I can’t understand why. There has been a lot of stress in the past seven months: personal defeats and struggles, outside noise and changes, lots of time on the road. I guess it has all added up to this now: I need a break and to figure out how to believe in myself enough to go out and race hard. The deafening noise has to stop for a moment so I can reset and begin again.
My team has been so supportive over the past few weeks. My director has let me take the time and space I need and the other riders have dealt gracefully with all sorts of emotions. When it got to the point where I was crying over everything and having laughably bad luck – as in, smashed my head on the team car roof rack, crashed before the start of the Winston-Salem UCI road race, had a panic attack on a group ride and sprinted away from everybody while shedding layers of clothing – people gave me the space I needed to lose my shit and then get it back together again. My husband even came down to North Carolina for two consecutive weekends to be there with me. I couldn’t ask for a better support system.

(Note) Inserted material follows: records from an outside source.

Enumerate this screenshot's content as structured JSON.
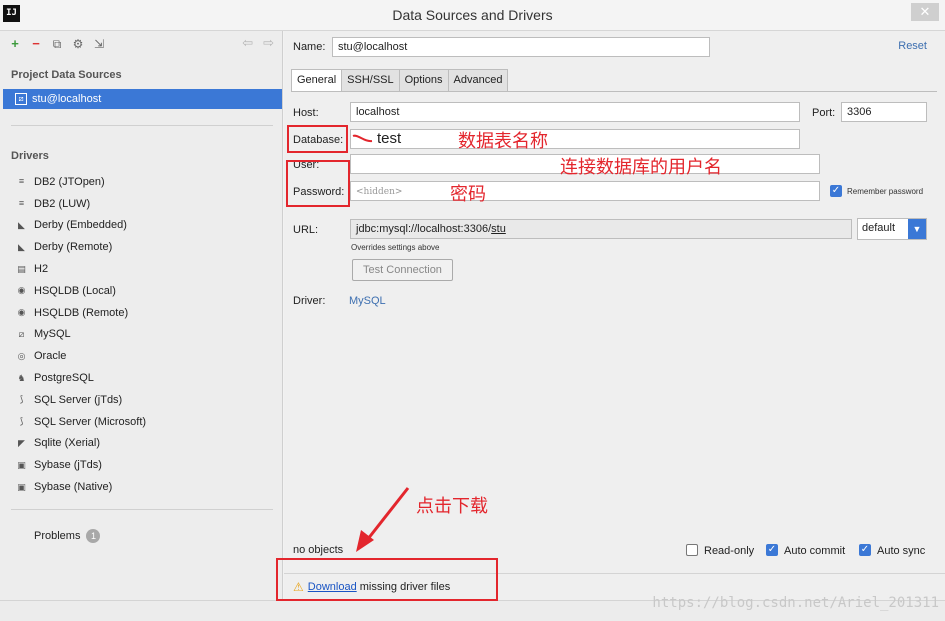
{
  "window": {
    "title": "Data Sources and Drivers",
    "app_icon": "IJ"
  },
  "sidebar": {
    "project_section": "Project Data Sources",
    "selected_source": "stu@localhost",
    "drivers_section": "Drivers",
    "drivers": [
      "DB2 (JTOpen)",
      "DB2 (LUW)",
      "Derby (Embedded)",
      "Derby (Remote)",
      "H2",
      "HSQLDB (Local)",
      "HSQLDB (Remote)",
      "MySQL",
      "Oracle",
      "PostgreSQL",
      "SQL Server (jTds)",
      "SQL Server (Microsoft)",
      "Sqlite (Xerial)",
      "Sybase (jTds)",
      "Sybase (Native)"
    ],
    "problems_label": "Problems",
    "problems_count": "1"
  },
  "form": {
    "name_label": "Name:",
    "name_value": "stu@localhost",
    "reset_label": "Reset",
    "tabs": [
      "General",
      "SSH/SSL",
      "Options",
      "Advanced"
    ],
    "host_label": "Host:",
    "host_value": "localhost",
    "port_label": "Port:",
    "port_value": "3306",
    "database_label": "Database:",
    "database_value": "test",
    "user_label": "User:",
    "user_value": "",
    "password_label": "Password:",
    "password_placeholder": "<hidden>",
    "remember_label": "Remember password",
    "url_label": "URL:",
    "url_prefix": "jdbc:mysql://localhost:3306/",
    "url_db": "stu",
    "url_hint": "Overrides settings above",
    "url_mode": "default",
    "test_button": "Test Connection",
    "driver_label": "Driver:",
    "driver_value": "MySQL",
    "no_objects": "no objects",
    "readonly_label": "Read-only",
    "autocommit_label": "Auto commit",
    "autosync_label": "Auto sync",
    "download_link": "Download",
    "download_rest": " missing driver files"
  },
  "annotations": {
    "db_note": "数据表名称",
    "user_note": "连接数据库的用户名",
    "password_note": "密码",
    "download_note": "点击下载",
    "watermark": "https://blog.csdn.net/Ariel_201311"
  }
}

But unfortunately, nobody can fix this for me. I don’t actually know how to sort this out, but I know it’s going to be something I have to figure out myself. The surface question is how can I love racing again, but the real question is how can I love myself again? It sounds so stupid and trite, but I think that’s the real underlying problem. After months of self-doubt and self-flagellation, of worrying about food and poking at my stomach and punishing myself with workouts, how can I find confidence?
I wish more athletes would talk about their experiences with this kind of struggle, but all I see are occasional mentions of somebody “taking time off to address a health issue” or something else vague and politically correct. Few seem to be interested in showing doubt or looking weak, which is understandable. But honestly, I don’t care how I look. I care how I feel and how I race, and neither are going particularly well at the moment. So I share these problems with everybody because what have I got to lose? Maybe you’ll have a suggestion. Maybe you feel the same way and are happy to know you’re not alone. Maybe you’ve been through this before and figured it out and want to share your story. Or maybe I just helped you pass five minutes of your workday, in which case you’re welcome. Thanks for reading.